Internally we have clearly defined protocols and tooling for certain tasks. However, at the start of customer engagements Made Tech will run a ways of working session, to align on many elements of the project and how we work and collaborate together. The outcomes from this session will establish, amongst other things, tooling choices, where documents are located, an agreed format and review period.
The ultimate outcome is to have a single point of truth for your documentation.
Ensuring your outcomes have been met
Everything in software development needs a definition of done; however, in ongoing operational, process-driven departments, reviewing and updating documentation is a necessary workstream.
Documentation should only exist if valuable, well-written code with tests can often document itself at a technical level. Documentation should be user-driven with clearly defined outcomes before any work begins on it.
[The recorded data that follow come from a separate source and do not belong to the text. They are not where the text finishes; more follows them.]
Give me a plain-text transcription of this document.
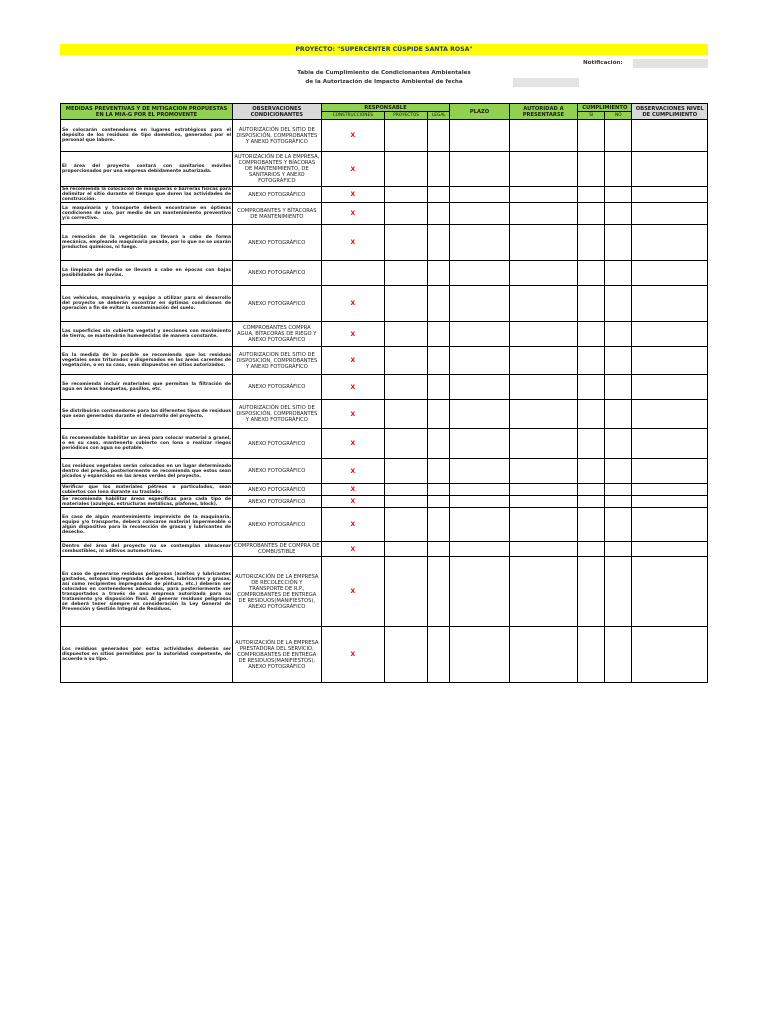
PROYECTO: "SUPERCENTER CÚSPIDE SANTA ROSA"
Notificación:
Tabla de Cumplimiento de Condicionantes Ambientales
de la Autorización de Impacto Ambiental de fecha
MEDIDAS PREVENTIVAS Y DE MITIGACION PROPUESTAS EN LA MIA-G POR EL PROMOVENTE	OBSERVACIONES CONDICIONANTES	RESPONSABLE			PLAZO	AUTORIDAD A PRESENTARSE	CUMPLIMIENTO		OBSERVACIONES NIVEL DE CUMPLIMIENTO
		CONSTRUCCIONES	PROYECTOS	LEGAL			SI	NO	
Se colocarán contenedores en lugares estratégicos para el depósito de los residuos de tipo doméstico, generados por el personal que labore.	AUTORIZACIÓN DEL SITIO DE DISPOSICIÓN, COMPROBANTES Y ANEXO FOTOGRÁFICO	X							
El área del proyecto contará con sanitarios móviles proporcionados por una empresa debidamente autorizada.	AUTORIZACIÓN DE LA EMPRESA, COMPROBANTES Y BÍACORAS DE MANTENIMIENTO, DE SANITARIOS Y ANEXO FOTOGRÁFICO	X							
Se recomienda la colocación de mangueras o barreras físicas para delimitar el sitio durante el tiempo que duren las actividades de construcción.	ANEXO FOTOGRÁFICO	X							
La maquinaria y transporte deberá encontrarse en óptimas condiciones de uso, por medio de un mantenimiento preventivo y/o correctivo.	COMPROBANTES Y BÍTACORAS DE MANTENIMIENTO	X							
La remoción de la vegetación se llevará a cabo de forma mecánica, empleando maquinaria pesada, por lo que no se usarán productos químicos, ni fuego.	ANEXO FOTOGRÁFICO	X							
La limpieza del predio se llevará a cabo en épocas con bajas posibilidades de lluvias.	ANEXO FOTOGRÁFICO								
Los vehículos, maquinaria y equipo a utilizar para el desarrollo del proyecto se deberán encontrar en óptimas condiciones de operación a fin de evitar la contaminación del suelo.	ANEXO FOTOGRÁFICO	X							
Las superficies sin cubierta vegetal y secciones con movimiento de tierra, se mantendrán humedecidas de manera constante.	COMPROBANTES COMPRA AGUA, BÍTACORAS DE RIEGO Y ANEXO FOTOGRÁFICO	X							
En la medida de lo posible se recomienda que los residuos vegetales sean triturados y dispersados en las áreas carentes de vegetación, o en su caso, sean dispuestos en sitios autorizados.	AUTORIZACION DEL SITIO DE DISPOSICION, COMPROBANTES Y ANEXO FOTOGRÁFICO	X							
Se recomienda incluir materiales que permitan la filtración de agua en áreas banquetas, pasillos, etc.	ANEXO FOTOGRÁFICO	X							
Se distribuirán contenedores para los diferentes tipos de residuos que sean generados durante el desarrollo del proyecto.	AUTORIZACIÓN DEL SITIO DE DISPOSICIÓN, COMPROBANTES Y ANEXO FOTOGRÁFICO	X							
Es recomendable habilitar un área para colocar material a granel, o en su caso, mantenerlo cubierto con lona o realizar riegos periódicos con agua no potable.	ANEXO FOTOGRÁFICO	X							
Los residuos vegetales serán colocados en un lugar determinado dentro del predio, posteriormente se recomienda que estos sean picados y esparcidos en las áreas verdes del proyecto.	ANEXO FOTOGRÁFICO	X							
Verificar que los materiales pétreos o particulados, sean cubiertos con lona durante su traslado.	ANEXO FOTOGRÁFICO	X							
Se recomienda habilitar áreas específicas para cada tipo de materiales (azulejos, estructuras metálicas, plafones, block).	ANEXO FOTOGRÁFICO	X							
En caso de algún mantenimiento imprevisto de la maquinaria, equipo y/o transporte, deberá colocarse material impermeable o algún dispositivo para la recolección de grasas y lubricantes de desecho.	ANEXO FOTOGRÁFICO	X							
Dentro del área del proyecto no se contemplan almacenar combustibles, ni aditivos automotrices.	COMPROBANTES DE COMPRA DE COMBUSTIBLE	X							
En caso de generarse residuos peligrosos (aceites y lubricantes gastados, estopas impregnadas de aceites, lubricantes y grasas, así como recipientes impregnados de pintura, etc.) deberán ser colocados en contenedores adecuados, para posteriormente ser transportados a través de una empresa autorizada para su tratamiento y/o disposición final. Al generar residuos peligrosos se deberá tener siempre en consideración la Ley General de Prevención y Gestión Integral de Residuos.	AUTORIZACIÓN DE LA EMPRESA DE RECOLECCIÓN Y TRANSPORTE DE R.P., COMPROBANTES DE ENTREGA DE RESIDUOS(MANIFIESTOS), ANEXO FOTOGRÁFICO	X							
Los residuos generados por estas actividades deberán ser dispuestos en sitios permitidos por la autoridad competente, de acuerdo a su tipo.	AUTORIZACIÓN DE LA EMPRESA PRESTADORA DEL SERVICIO, COMPROBANTES DE ENTREGA DE RESIDUOS(MANIFIESTOS), ANEXO FOTOGRÁFICO	X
In larger organisations and projects, some guidelines and frameworks can be useful to standardise and simplify a complicated but necessary process.
Documentation should be version controlled, peer-reviewed, easy to find and updated frequently, or removed if no longer relevant. Well written documentation can be a company asset, but done badly it can be “the thing” everyone hates and moans about.
Make sure you establish clear outcomes for your documentation before you start writing it, to ensure that it is not just acceptable, but valuable to its target audience.